LONE TREE, Colo., July 6, 2017 /PRNewswire/ -- Zynex (OTCQB: ZYXI), an innovative medical technology company specializing in the manufacture and sale of non-invasive medical devices for pain management, stroke rehabilitation, neurodiagnostic equipment, cardiac and blood volume monitoring, announces today that it has paid off the entire remaining loan balance to Triumph Healthcare Finance.
Thomas Sandgaard, CEO commented: "We owed Triumph $2.2 million at the end of the first quarter and improvements in our billing and collection efforts have enabled us to pay off the loan balance entirely during the second quarter. This is a huge win for the company, as we defaulted on this agreement in 2014 and have been in a forbearance agreement since then which has been a huge constraint on our operating flexibility. All of the funds used to pay off the loan were a result of cash generated from the operations of the company. Our orders were up 7% in the second quarter compared to the first quarter. As a result of the improved operating performance, we now estimate our second quarter results will exceed our previous estimate. We are in the process of closing our second quarter books and will provide as update as soon as the results are available."

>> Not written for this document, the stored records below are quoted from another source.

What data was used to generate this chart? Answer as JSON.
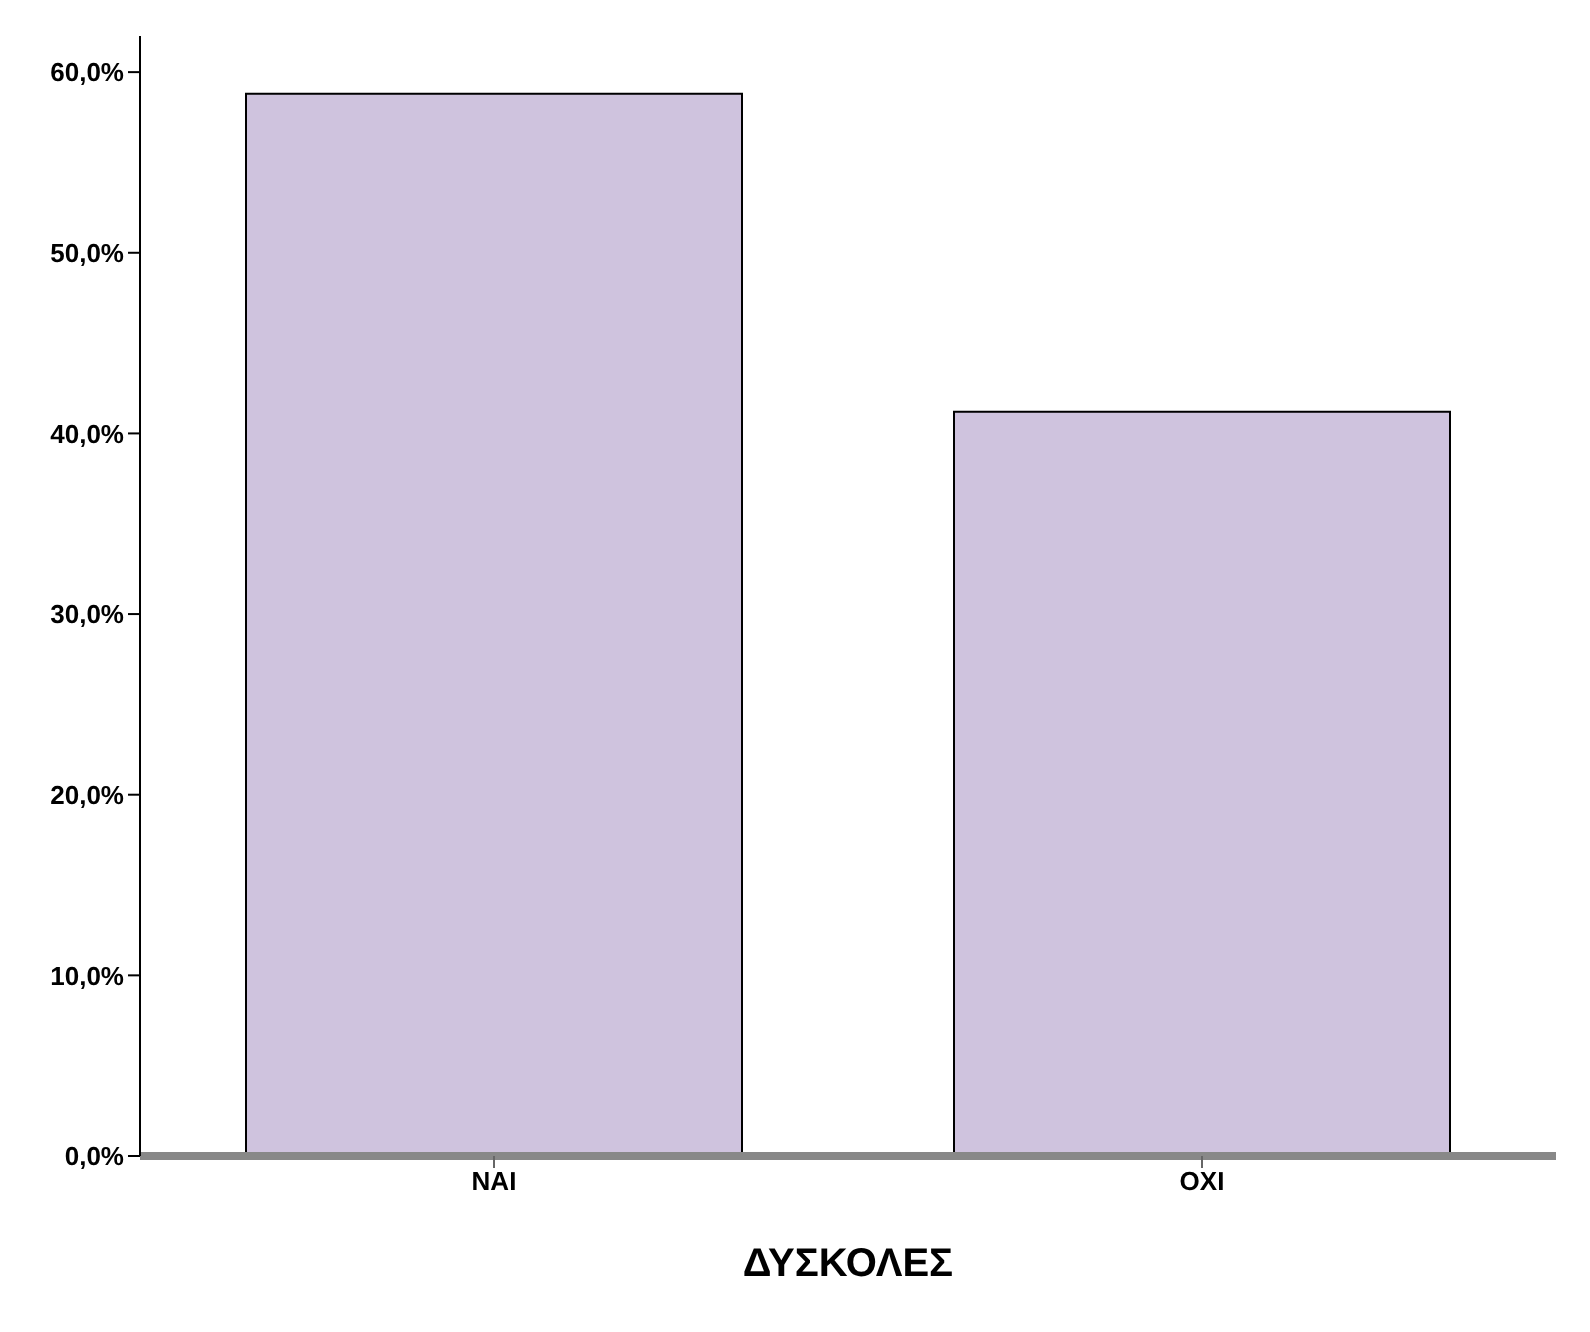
{
  "chart_data": {
    "type": "bar",
    "xlabel": "ΔΥΣΚΟΛΕΣ",
    "categories": [
      "NAI",
      "OXI"
    ],
    "values": [
      58.8,
      41.2
    ],
    "color": "#cfc3de",
    "ylim": [
      0,
      62
    ],
    "yticks": [
      {
        "value": 0,
        "label": "0,0%"
      },
      {
        "value": 10,
        "label": "10,0%"
      },
      {
        "value": 20,
        "label": "20,0%"
      },
      {
        "value": 30,
        "label": "30,0%"
      },
      {
        "value": 40,
        "label": "40,0%"
      },
      {
        "value": 50,
        "label": "50,0%"
      },
      {
        "value": 60,
        "label": "60,0%"
      }
    ]
  }
}
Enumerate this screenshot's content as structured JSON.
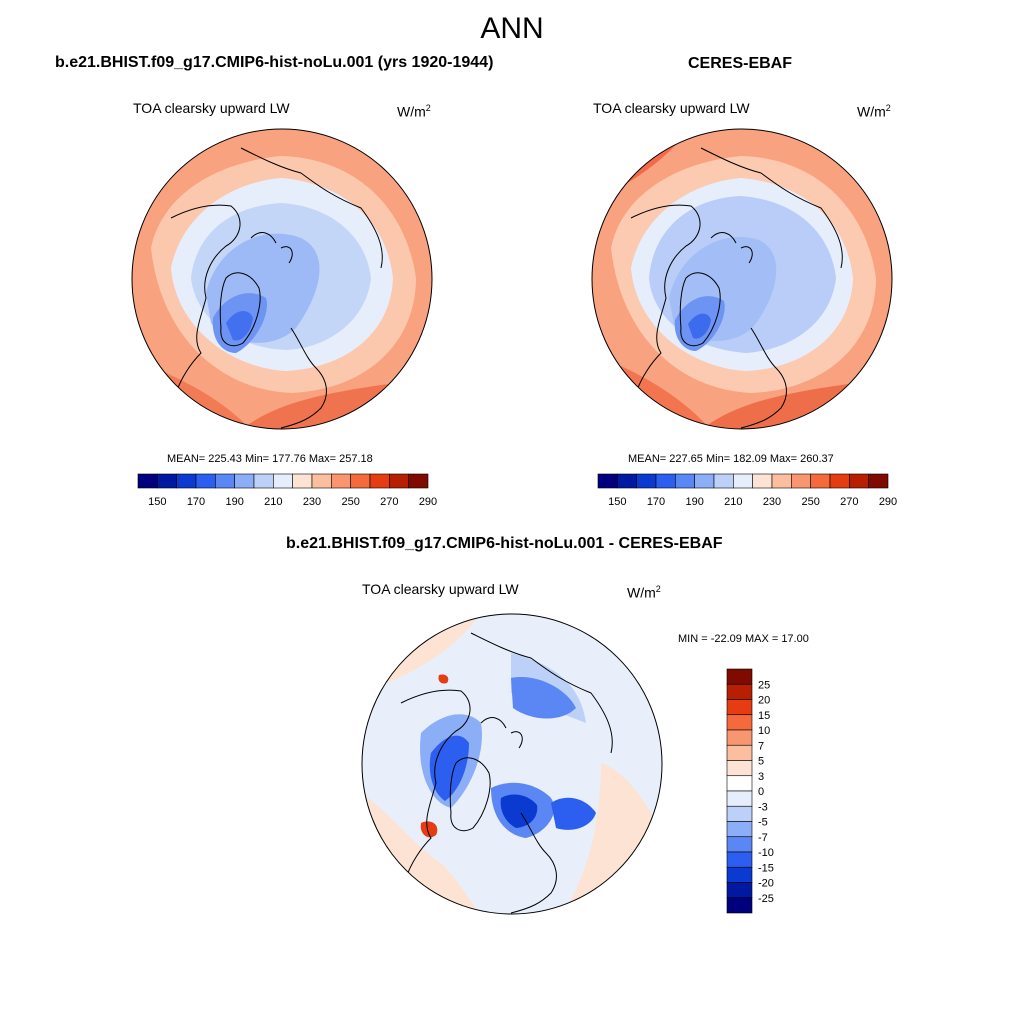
{
  "season": "ANN",
  "panels": {
    "model": {
      "title": "b.e21.BHIST.f09_g17.CMIP6-hist-noLu.001 (yrs 1920-1944)",
      "variable": "TOA clearsky upward LW",
      "units_base": "W/m",
      "units_exp": "2",
      "stats": "MEAN= 225.43  Min= 177.76  Max= 257.18"
    },
    "obs": {
      "title": "CERES-EBAF",
      "variable": "TOA clearsky upward LW",
      "units_base": "W/m",
      "units_exp": "2",
      "stats": "MEAN= 227.65  Min= 182.09  Max= 260.37"
    },
    "diff": {
      "title": "b.e21.BHIST.f09_g17.CMIP6-hist-noLu.001 - CERES-EBAF",
      "variable": "TOA clearsky upward LW",
      "units_base": "W/m",
      "units_exp": "2",
      "stats": "MIN = -22.09 MAX =  17.00"
    }
  },
  "colorbars": {
    "abs": {
      "labels": [
        "150",
        "170",
        "190",
        "210",
        "230",
        "250",
        "270",
        "290"
      ],
      "colors": [
        "#00007f",
        "#0019a0",
        "#0a3ad0",
        "#2c5ff0",
        "#5b87f4",
        "#8caef6",
        "#bcd0f8",
        "#e6eefb",
        "#fde3d3",
        "#fbbf9f",
        "#f89670",
        "#f56a3d",
        "#e53c12",
        "#b61f00",
        "#7f0a00"
      ]
    },
    "diff": {
      "labels": [
        "25",
        "20",
        "15",
        "10",
        "7",
        "5",
        "3",
        "0",
        "-3",
        "-5",
        "-7",
        "-10",
        "-15",
        "-20",
        "-25"
      ],
      "colors": [
        "#7f0a00",
        "#b61f00",
        "#e53c12",
        "#f56a3d",
        "#f89670",
        "#fbbf9f",
        "#fde3d3",
        "#ffffff",
        "#e6eefb",
        "#bcd0f8",
        "#8caef6",
        "#5b87f4",
        "#2c5ff0",
        "#0a3ad0",
        "#0019a0",
        "#00007f"
      ]
    }
  }
}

Zynex, founded in 1996, markets and sells its own design of electrotherapy medical devices used for pain management and rehabilitation; and the company's proprietary NeuroMove device designed to help recovery of stroke and spinal cord injury patients. Zynex is also developing a new blood volume monitor for use in hospitals and surgery centers. For additional information, please visit: Zynex.com.
Safe Harbor Statement
Certain statements in this release are "forward-looking" and as such are subject to numerous risks and uncertainties. Actual results may vary significantly from the results expressed or implied in such statements. Factors that could cause actual results to materially differ from forward-looking statements include, but are not limited to, the need to obtain additional capital or augment our liquidity in order to continue our business, the success of our international expansion efforts, our ability to engage additional sales representatives and their success, the need to obtain FDA clearance and CE marking of new products, the acceptance of new products as well as existing products by doctors and hospitals, larger competitors with greater financial resources, the need to keep pace with technological changes, our dependence on the reimbursement from insurance companies for products sold or rented to our customers, acceptance of our products by health insurance providers, our dependence on third party manufacturers to produce our goods on time and to our specifications, implementation of our sales strategy including a strong direct sales force, the uncertain outcome of pending material litigation, our ability to up-list to a larger exchange and other risks described in our filings with the Securities and Exchange Commission including the "Risk Factors" section of our Annual Report on Form 10-K for the year ended December 31, 2016 as well as Forms 10-Q, 8-K and 8-K/A, press releases and the Company's website.